Siebenburgen is a good example of a band that managed to unleash a great debut album but failed to develop in the right direction.
Each of their follow-ups was weaker and duller then the previous one when normally it should be vice versa.
Speaking about Loreia, it`s very good atmospheric black with borrowings from folk and doom metal. Mostly it`s fast with memorable folky melodies and good thick guitarwork. All music is in traditional Nordic vein with occasional elements of doom and slow parts are also present. Drumming is very precise. Songs are very compact and range within 4-5 minutes length. That`s really the key-feature of this album`s novelty. Siebenburgen`s music isn`t very diverse but this perfect duration only serves them right. They do not get dull. Unfortunately already on Grimjaur they had lengthy songs with a shortage of riffs. Later they got even lengthier and thus hammering the final nail into their unholy casket.

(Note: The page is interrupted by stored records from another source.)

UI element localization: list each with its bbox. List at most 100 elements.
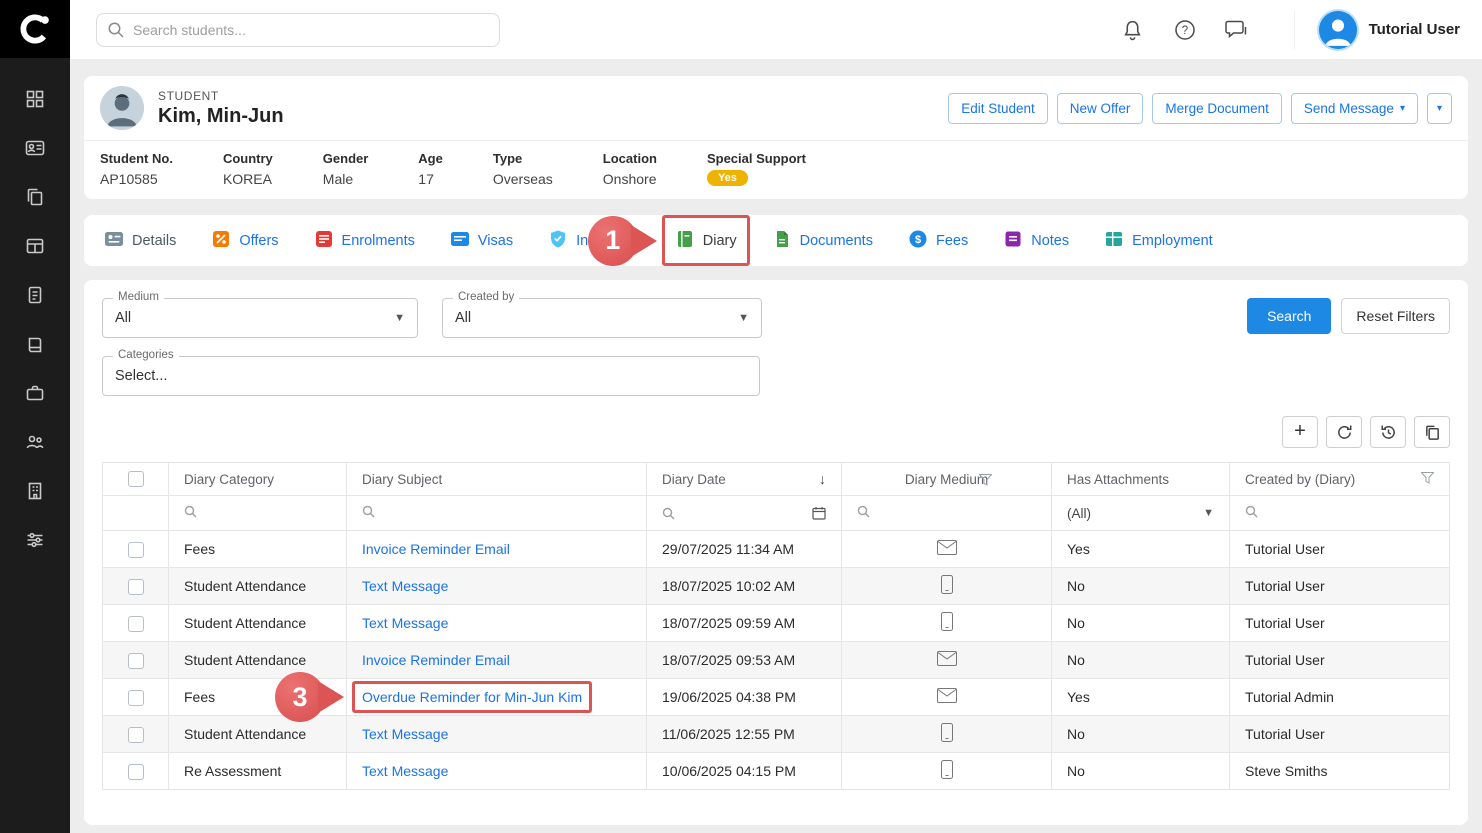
organisation-icon[interactable]	[17, 480, 53, 502]
tab-offers[interactable]: Offers	[211, 229, 278, 252]
row-checkbox[interactable]	[128, 579, 144, 595]
tab-visas[interactable]: Visas	[450, 229, 513, 252]
diary-subject-link[interactable]: Text Message	[362, 726, 448, 742]
row-checkbox[interactable]	[128, 690, 144, 706]
documents-icon[interactable]	[17, 186, 53, 208]
diary-category-cell: Student Attendance	[169, 605, 347, 642]
info-special-support: Special SupportYes	[707, 151, 806, 187]
has-attachments-cell: No	[1052, 605, 1230, 642]
refresh-button[interactable]	[1326, 416, 1362, 448]
tab-insurance[interactable]: Insurance	[548, 229, 640, 252]
tab-documents[interactable]: Documents	[772, 229, 873, 252]
new-offer-button[interactable]: New Offer	[1057, 93, 1144, 124]
category-filter-input[interactable]	[169, 496, 347, 531]
courses-icon[interactable]	[17, 333, 53, 355]
settings-icon[interactable]	[17, 529, 53, 551]
has-attachments-cell: Yes	[1052, 531, 1230, 568]
merge-document-button[interactable]: Merge Document	[1152, 93, 1282, 124]
diary-subject-link[interactable]: Invoice Reminder Email	[362, 652, 510, 668]
search-icon	[662, 507, 675, 520]
documents-tab-icon	[772, 229, 792, 252]
row-checkbox[interactable]	[128, 542, 144, 558]
history-button[interactable]	[1370, 416, 1406, 448]
tab-details[interactable]: Details	[104, 229, 176, 252]
svg-text:$: $	[915, 234, 921, 246]
chat-icon[interactable]	[1224, 17, 1250, 43]
edit-student-button[interactable]: Edit Student	[948, 93, 1048, 124]
send-message-button[interactable]: Send Message▾	[1291, 93, 1418, 124]
more-actions-button[interactable]: ▾	[1427, 93, 1452, 124]
tab-fees[interactable]: $ Fees	[908, 229, 968, 252]
chevron-down-icon: ▼	[394, 312, 405, 324]
grid-filter-row: (All)▼	[103, 496, 1450, 531]
diary-category-cell: Fees	[169, 531, 347, 568]
info-type: TypeOverseas	[493, 151, 553, 187]
user-menu[interactable]: Tutorial User	[1294, 11, 1460, 49]
row-checkbox[interactable]	[128, 653, 144, 669]
email-icon	[937, 651, 957, 666]
calendar-icon[interactable]	[812, 506, 826, 520]
student-section-label: STUDENT	[158, 89, 284, 103]
sidebar	[0, 0, 70, 833]
created-by-select[interactable]: Created by All ▼	[442, 298, 762, 338]
col-diary-medium[interactable]: Diary Medium	[842, 463, 1052, 496]
app-logo[interactable]	[0, 0, 70, 58]
details-tab-icon	[104, 229, 124, 252]
export-button[interactable]	[1414, 416, 1450, 448]
row-checkbox[interactable]	[128, 616, 144, 632]
plus-icon: +	[1294, 421, 1306, 441]
subject-filter-input[interactable]	[347, 496, 647, 531]
created-by-cell: Tutorial User	[1230, 642, 1450, 679]
col-diary-subject[interactable]: Diary Subject	[347, 463, 647, 496]
created-by-cell: Tutorial Admin	[1230, 679, 1450, 716]
col-created-by[interactable]: Created by (Diary)	[1230, 463, 1450, 496]
notifications-icon[interactable]	[1120, 17, 1146, 43]
categories-select[interactable]: Categories Select...	[102, 356, 760, 396]
select-all-checkbox[interactable]	[128, 471, 144, 487]
date-filter-input[interactable]	[647, 496, 842, 531]
chevron-down-icon: ▾	[1437, 103, 1442, 114]
services-icon[interactable]	[17, 382, 53, 404]
medium-select[interactable]: Medium All ▼	[102, 298, 418, 338]
row-checkbox[interactable]	[128, 764, 144, 780]
medium-filter-input[interactable]	[842, 496, 1052, 531]
grid-header-row: Diary Category Diary Subject Diary Date↓…	[103, 463, 1450, 496]
enrolments-tab-icon	[314, 229, 334, 252]
diary-subject-link[interactable]: Text Message	[362, 615, 448, 631]
diary-category-cell: Student Attendance	[169, 568, 347, 605]
reports-icon[interactable]	[17, 235, 53, 257]
tab-enrolments[interactable]: Enrolments	[314, 229, 415, 252]
dashboard-icon[interactable]	[17, 88, 53, 110]
search-input[interactable]	[96, 13, 500, 47]
has-attachments-cell: No	[1052, 568, 1230, 605]
tab-diary[interactable]: Diary 1	[675, 229, 737, 252]
diary-subject-link[interactable]: Overdue Reminder for Min-Jun Kim	[362, 689, 582, 705]
invoices-icon[interactable]	[17, 284, 53, 306]
attachments-filter-select[interactable]: (All)▼	[1052, 496, 1230, 531]
student-header-card: STUDENT Kim, Min-Jun Edit Student New Of…	[84, 76, 1468, 199]
diary-panel: Medium All ▼ Created by All ▼ Search Res…	[84, 280, 1468, 825]
row-checkbox[interactable]	[128, 727, 144, 743]
students-icon[interactable]	[17, 137, 53, 159]
col-diary-date[interactable]: Diary Date↓	[647, 463, 842, 496]
reset-filters-button[interactable]: Reset Filters	[1341, 298, 1450, 334]
diary-subject-link[interactable]: Text Message	[362, 763, 448, 779]
insurance-tab-icon	[548, 229, 568, 252]
diary-category-cell: Fees	[169, 679, 347, 716]
diary-subject-link[interactable]: Text Message	[362, 578, 448, 594]
special-support-badge: Yes	[707, 170, 748, 186]
search-button[interactable]: Search	[1247, 298, 1331, 334]
createdby-filter-input[interactable]	[1230, 496, 1450, 531]
diary-table: Diary Category Diary Subject Diary Date↓…	[102, 462, 1450, 790]
col-has-attachments[interactable]: Has Attachments	[1052, 463, 1230, 496]
tab-employment[interactable]: Employment	[1104, 229, 1213, 252]
help-icon[interactable]: ?	[1172, 17, 1198, 43]
add-diary-button[interactable]: +	[1282, 416, 1318, 448]
filter-funnel-icon[interactable]	[1421, 472, 1434, 487]
refresh-icon	[1336, 424, 1353, 441]
agents-icon[interactable]	[17, 431, 53, 453]
col-diary-category[interactable]: Diary Category	[169, 463, 347, 496]
tab-notes[interactable]: Notes	[1003, 229, 1069, 252]
filter-funnel-icon[interactable]	[979, 474, 992, 489]
diary-subject-link[interactable]: Invoice Reminder Email	[362, 541, 510, 557]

Another highlight is a female vocalist. She has a pretty unusual voice and can use it well. It has a kind of shamanic eerie feeling to it. As they didn`t use synths on the album she perfectly replaced them with her voice and incorporated cello parts on the album as well. Marcus Ehlin`s voice is less spectacular, just normal black vocals, but thanks to the use of Swedish it still holds attention.
As you probably already guessed Siebenburgen`s lyrics are devoted to vampires and other dark stuff. Each song is a small dark fairy-tale or story.
Not knowing Swedish i can`t judge about their verses, but can state that both vocalists do try to sound convincing and dramatic like actors staging a kind of a horror play.
Loreia was like a breath of fresh air into already-beginning-to-get-commercialized black metal scene. Maybe it was slightly overdue but nevertheless it can easily rival with many good albums of the past. Anyway it`s a rather invigorating look-back upon the time when art meant much more than money.
Whenever I come to think of vampires or vampiricism, two things come to my mind. The first one is Interview with a Vampire, and the other one is this album. It was one of my first "black metal" albums, and still one of my favourites. The first track, 'vampiria', is still my favorite songs in all cathergories, it has everything you can ask of. The title track is almost as good as the first, but I think it's missing the last touch before release.
Rosdahl's drumplay is altrough very good, and it matches perfect with Folkare's guitars and Waldehaug's female vocals. Ehlin's growls are good aswell.
The only matter that keeps me from giving Loreia 100 points is the order of the tracks. Siebenbürgen burn off all the best tracks in the first half of the album, leaving 'minute-killers' in the end. Those are not bad tracks, but just sounds just like the first ones.
Anyhow, this is a very good album, and I recommend anyone with at least a bit of taste to buy this album.